When Ford Performance announced that it would make its awesome 7.3L Godzilla V8 a crate engine, just about everybody’s mind went to one place: the Ford Mustang. However, would-be engine swappers were disappointed to find out that the intake manifold of the Godzilla V8 wouldn’t clear the space under the hood of the iconic muscle car. So, FPP worked on a solution that would allow for Godzilla engine swaps in the Ford Mustang without the hood ending up looking like a hunchback. The low-clearance Ford Performance Godzilla V8 intake manifold has finally been turned into a salable product which should already be available for purchase, according to the video below posted by REVan Evan.
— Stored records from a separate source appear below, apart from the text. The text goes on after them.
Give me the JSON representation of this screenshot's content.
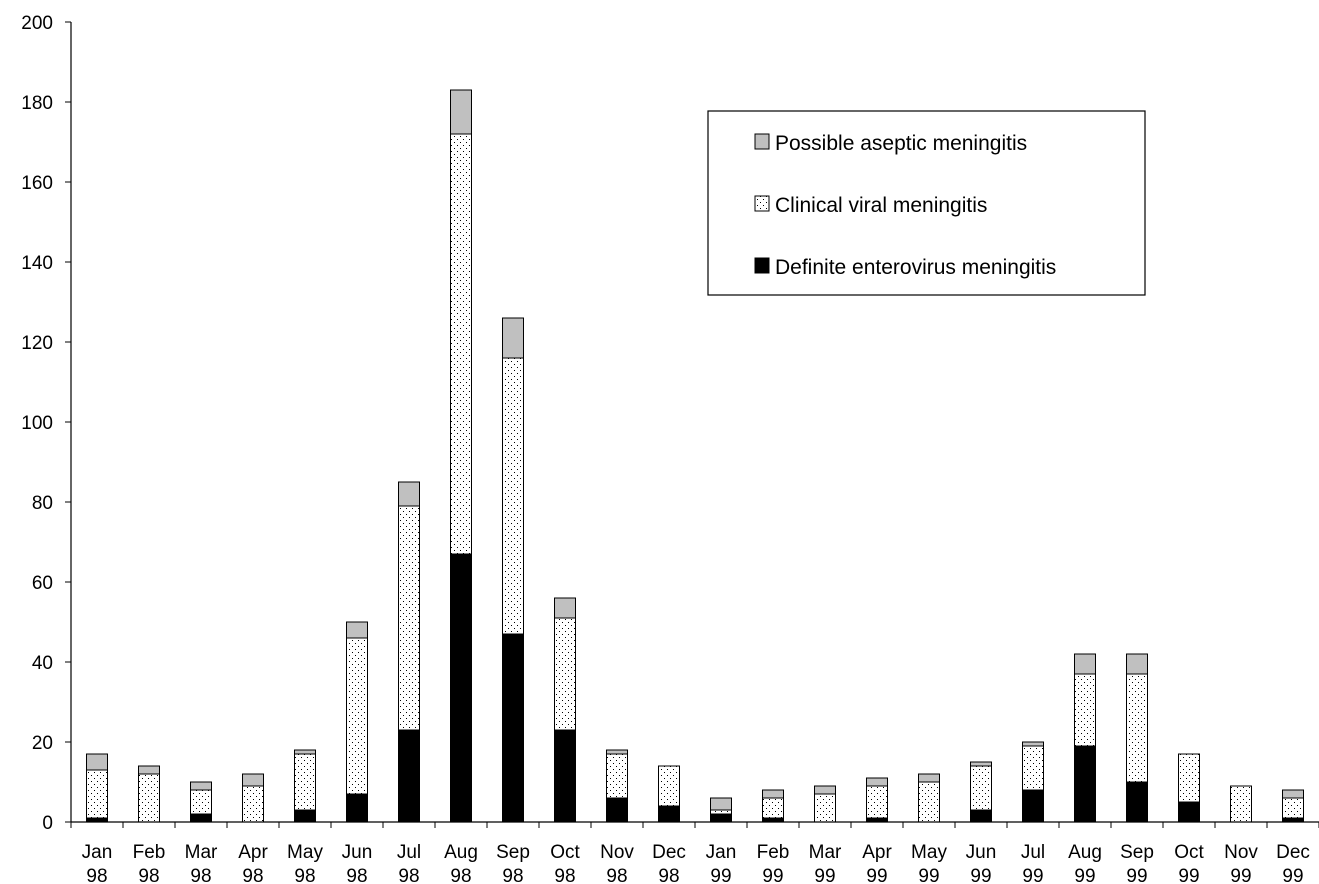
{
  "chart_data": {
    "type": "bar",
    "stacked": true,
    "categories": [
      [
        "Jan",
        "98"
      ],
      [
        "Feb",
        "98"
      ],
      [
        "Mar",
        "98"
      ],
      [
        "Apr",
        "98"
      ],
      [
        "May",
        "98"
      ],
      [
        "Jun",
        "98"
      ],
      [
        "Jul",
        "98"
      ],
      [
        "Aug",
        "98"
      ],
      [
        "Sep",
        "98"
      ],
      [
        "Oct",
        "98"
      ],
      [
        "Nov",
        "98"
      ],
      [
        "Dec",
        "98"
      ],
      [
        "Jan",
        "99"
      ],
      [
        "Feb",
        "99"
      ],
      [
        "Mar",
        "99"
      ],
      [
        "Apr",
        "99"
      ],
      [
        "May",
        "99"
      ],
      [
        "Jun",
        "99"
      ],
      [
        "Jul",
        "99"
      ],
      [
        "Aug",
        "99"
      ],
      [
        "Sep",
        "99"
      ],
      [
        "Oct",
        "99"
      ],
      [
        "Nov",
        "99"
      ],
      [
        "Dec",
        "99"
      ]
    ],
    "series": [
      {
        "name": "Definite enterovirus meningitis",
        "fill": "solid-black",
        "values": [
          1,
          0,
          2,
          0,
          3,
          7,
          23,
          67,
          47,
          23,
          6,
          4,
          2,
          1,
          0,
          1,
          0,
          3,
          8,
          19,
          10,
          5,
          0,
          1
        ]
      },
      {
        "name": "Clinical viral meningitis",
        "fill": "dotted-white",
        "values": [
          12,
          12,
          6,
          9,
          14,
          39,
          56,
          105,
          69,
          28,
          11,
          10,
          1,
          5,
          7,
          8,
          10,
          11,
          11,
          18,
          27,
          12,
          9,
          5
        ]
      },
      {
        "name": "Possible aseptic meningitis",
        "fill": "light-gray",
        "values": [
          4,
          2,
          2,
          3,
          1,
          4,
          6,
          11,
          10,
          5,
          1,
          0,
          3,
          2,
          2,
          2,
          2,
          1,
          1,
          5,
          5,
          0,
          0,
          2
        ]
      }
    ],
    "y_ticks": [
      "0",
      "20",
      "40",
      "60",
      "80",
      "100",
      "120",
      "140",
      "160",
      "180",
      "200"
    ],
    "ylim": [
      0,
      200
    ],
    "title": "",
    "xlabel": "",
    "ylabel": "",
    "grid": false,
    "legend": {
      "placement": "top-right",
      "order": [
        "Possible aseptic meningitis",
        "Clinical viral meningitis",
        "Definite enterovirus meningitis"
      ]
    },
    "colors": {
      "definite": "#000000",
      "clinical": "#ffffff",
      "possible": "#c0c0c0",
      "axis": "#000000"
    }
  }
}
Ford Performance 7.3L Godzilla V8 Low Profile Intake: Details
Ford Performance paid close attention to what the fans had in mind for pricing this vital component to the engine, and with an MSRP of $1,125, it’s safe to say it won’t break the bank. Also, swapping out the air intake manifold for the 7.3L Godzilla V8 is quite simple, as the entire system was designed to bolt on in place of the old one. But, while it’s more practical for fitting into project vehicles, it also improves the performance of the crate engine.
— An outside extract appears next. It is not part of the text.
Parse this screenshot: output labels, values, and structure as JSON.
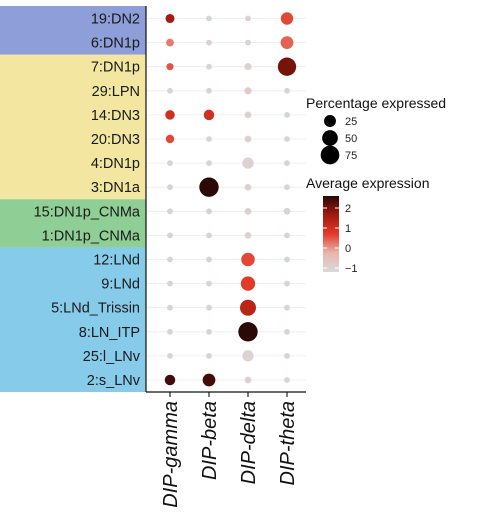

The Ford Performance Godzilla V8 Low Clearance Air Intake features slightly shorter runners, which promote a higher power band over stock thanks to them being wider than what comes with the truck manifold. Based on the results from testing with the prototype, the Intake manifold adds around 15 lb-ft of torque and about ten horsepower over the stock intake. The video also revealed that it could handle other modifications, such as turbochargers or nitrous, without any issues, at least based on the parameters Ford Performance tested it with.
All of this means that installing the Godzilla crate engine into something like the Mustang shouldn’t be as tricky as before. Still, while convenience is vital, adding power is also significantly beneficial. We suspect this product will sell quite well and boost the popularity of the 7.3L V8 engine for project builds in the future. Hopefully, we’ll see some creations at the SEMA Show in Las Vegas later this year.